Does anyone know a method of flattening out cork bark?

I picked up a great bit at the weekend but its got quite a curve to it. Was hoping to use it as a background but the curve will take up a bit of space and make sealing it off more tricky. 

thanks.
David


----------



## Meefloaf (Mar 24, 2013)

its a nightmare to cut flat at the back, you can get flat cork


----------



## viper_xcm (Jul 22, 2010)

Meefloaf said:


> its a nightmare to cut flat at the back, you can get flat cork


Yeah I know, but I've always found the panels to be really bland. This piece had some wonderful ridges and twists. So it was a case of get it now and figure out the where/how later


----------



## plasma234 (Feb 27, 2013)

Would soaking it and then putting a large weight on it to flatten it then leaving to dry work?


----------



## soundstounite (Sep 6, 2009)

I think you are on the way Calz,I have never done this but the way to shape/bend wood is steam,so I'd have a go with very very hot water failing steam,get it really hot and wet,then clamp it against something flat and leave to dry out. It's a stab in the dark Viper,but it might just work.All manner of wood can be bent this way,I can't see why one couldn't apply a similar method to cork bark.

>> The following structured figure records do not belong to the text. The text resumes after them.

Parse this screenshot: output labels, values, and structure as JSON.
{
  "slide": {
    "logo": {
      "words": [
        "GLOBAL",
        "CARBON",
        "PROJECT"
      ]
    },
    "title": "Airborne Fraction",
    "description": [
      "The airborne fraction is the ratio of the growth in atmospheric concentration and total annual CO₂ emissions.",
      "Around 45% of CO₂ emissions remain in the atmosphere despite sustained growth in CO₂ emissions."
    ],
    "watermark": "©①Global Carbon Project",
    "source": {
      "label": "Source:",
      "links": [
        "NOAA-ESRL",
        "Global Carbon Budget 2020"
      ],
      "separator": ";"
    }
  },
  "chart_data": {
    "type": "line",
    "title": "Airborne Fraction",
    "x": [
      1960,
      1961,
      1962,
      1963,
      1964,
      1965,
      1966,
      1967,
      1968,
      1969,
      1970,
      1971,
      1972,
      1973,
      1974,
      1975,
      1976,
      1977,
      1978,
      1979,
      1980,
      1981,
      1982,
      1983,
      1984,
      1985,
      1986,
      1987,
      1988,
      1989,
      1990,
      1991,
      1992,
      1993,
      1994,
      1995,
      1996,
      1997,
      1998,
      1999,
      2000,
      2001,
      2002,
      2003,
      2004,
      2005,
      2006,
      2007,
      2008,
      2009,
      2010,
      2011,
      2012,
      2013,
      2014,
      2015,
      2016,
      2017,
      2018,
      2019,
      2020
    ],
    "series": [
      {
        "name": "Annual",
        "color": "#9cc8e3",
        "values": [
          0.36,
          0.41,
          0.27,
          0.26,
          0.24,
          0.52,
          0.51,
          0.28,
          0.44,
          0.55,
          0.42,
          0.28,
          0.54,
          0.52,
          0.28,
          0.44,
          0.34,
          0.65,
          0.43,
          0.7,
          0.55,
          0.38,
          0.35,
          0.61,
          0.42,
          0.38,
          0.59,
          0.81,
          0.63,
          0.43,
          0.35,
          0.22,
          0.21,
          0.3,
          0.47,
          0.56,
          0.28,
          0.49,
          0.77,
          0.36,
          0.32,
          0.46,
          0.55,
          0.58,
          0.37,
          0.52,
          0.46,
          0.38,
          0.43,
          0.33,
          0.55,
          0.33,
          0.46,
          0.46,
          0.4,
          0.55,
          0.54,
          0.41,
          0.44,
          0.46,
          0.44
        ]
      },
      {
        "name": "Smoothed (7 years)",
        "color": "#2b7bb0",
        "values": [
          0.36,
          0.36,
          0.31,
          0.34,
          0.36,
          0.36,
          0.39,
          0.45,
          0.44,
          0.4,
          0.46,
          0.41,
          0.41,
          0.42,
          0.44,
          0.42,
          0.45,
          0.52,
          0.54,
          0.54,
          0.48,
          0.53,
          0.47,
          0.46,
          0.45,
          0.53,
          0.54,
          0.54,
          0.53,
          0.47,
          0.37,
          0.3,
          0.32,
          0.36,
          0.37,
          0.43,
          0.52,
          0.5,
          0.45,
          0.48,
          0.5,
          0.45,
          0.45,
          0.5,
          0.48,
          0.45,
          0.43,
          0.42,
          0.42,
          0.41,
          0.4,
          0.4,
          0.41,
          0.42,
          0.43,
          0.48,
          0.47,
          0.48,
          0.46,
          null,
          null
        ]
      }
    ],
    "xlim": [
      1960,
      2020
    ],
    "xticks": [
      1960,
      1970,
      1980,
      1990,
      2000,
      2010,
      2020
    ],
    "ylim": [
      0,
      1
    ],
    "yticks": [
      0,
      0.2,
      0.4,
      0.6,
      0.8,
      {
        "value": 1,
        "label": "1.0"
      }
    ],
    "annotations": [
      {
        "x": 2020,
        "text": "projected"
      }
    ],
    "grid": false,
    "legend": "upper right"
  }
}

If you try it let us know how you get on please

Stu


----------



## Kamike (Aug 3, 2009)

How thick is the cork?

I had a large piece (24w, 40h) that was a good 2 inch thick. I took a sharp saw to the back and cut a line straight down the back about 1.5 inch deep. Gave the piece enough flex to be flattened against the rear enclosure wall


----------



## viper_xcm (Jul 22, 2010)

Thanks for the input. I'm in no rush with this one so I will see if I can source some decent clamps and try a few experiments. Failing clamps, I'll plonk the fridge on it :2thumb:

I'll keep you posted...


----------



## Ron Magpie (Oct 11, 2009)

soundstounite said:


> I think you are on the way Calz,I have never done this but the way to shape/bend wood is steam,so I'd have a go with very very hot water failing steam,get it really hot and wet,then clamp it against something flat and leave to dry out. It's a stab in the dark Viper,but it might just work.All manner of wood can be bent this way,I can't see why one couldn't apply a similar method to cork bark.
> 
> If you try it let us know how you get on please
> 
> Stu


Yes, I've read of similar, although I've never tried it- soak in very hot water and then pin down flat with something heavy- think the guy I read used breeze blocks! :gasp:


----------



## viper_xcm (Jul 22, 2010)

Kamike said:


> How thick is the cork?
> 
> I had a large piece (24w, 40h) that was a good 2 inch thick. I took a sharp saw to the back and cut a line straight down the back about 1.5 inch deep. Gave the piece enough flex to be flattened against the rear enclosure wall


It's about 15x15 and about 1.5 inch thick. unfortunately the curve is too big to level it without losing some off the front, but a combo of cutting and steaming might be the way forward.


----------



## frogman955 (Feb 7, 2010)

If you want to try steaming it use a good old fashioned wall paper stripper.


Mike


----------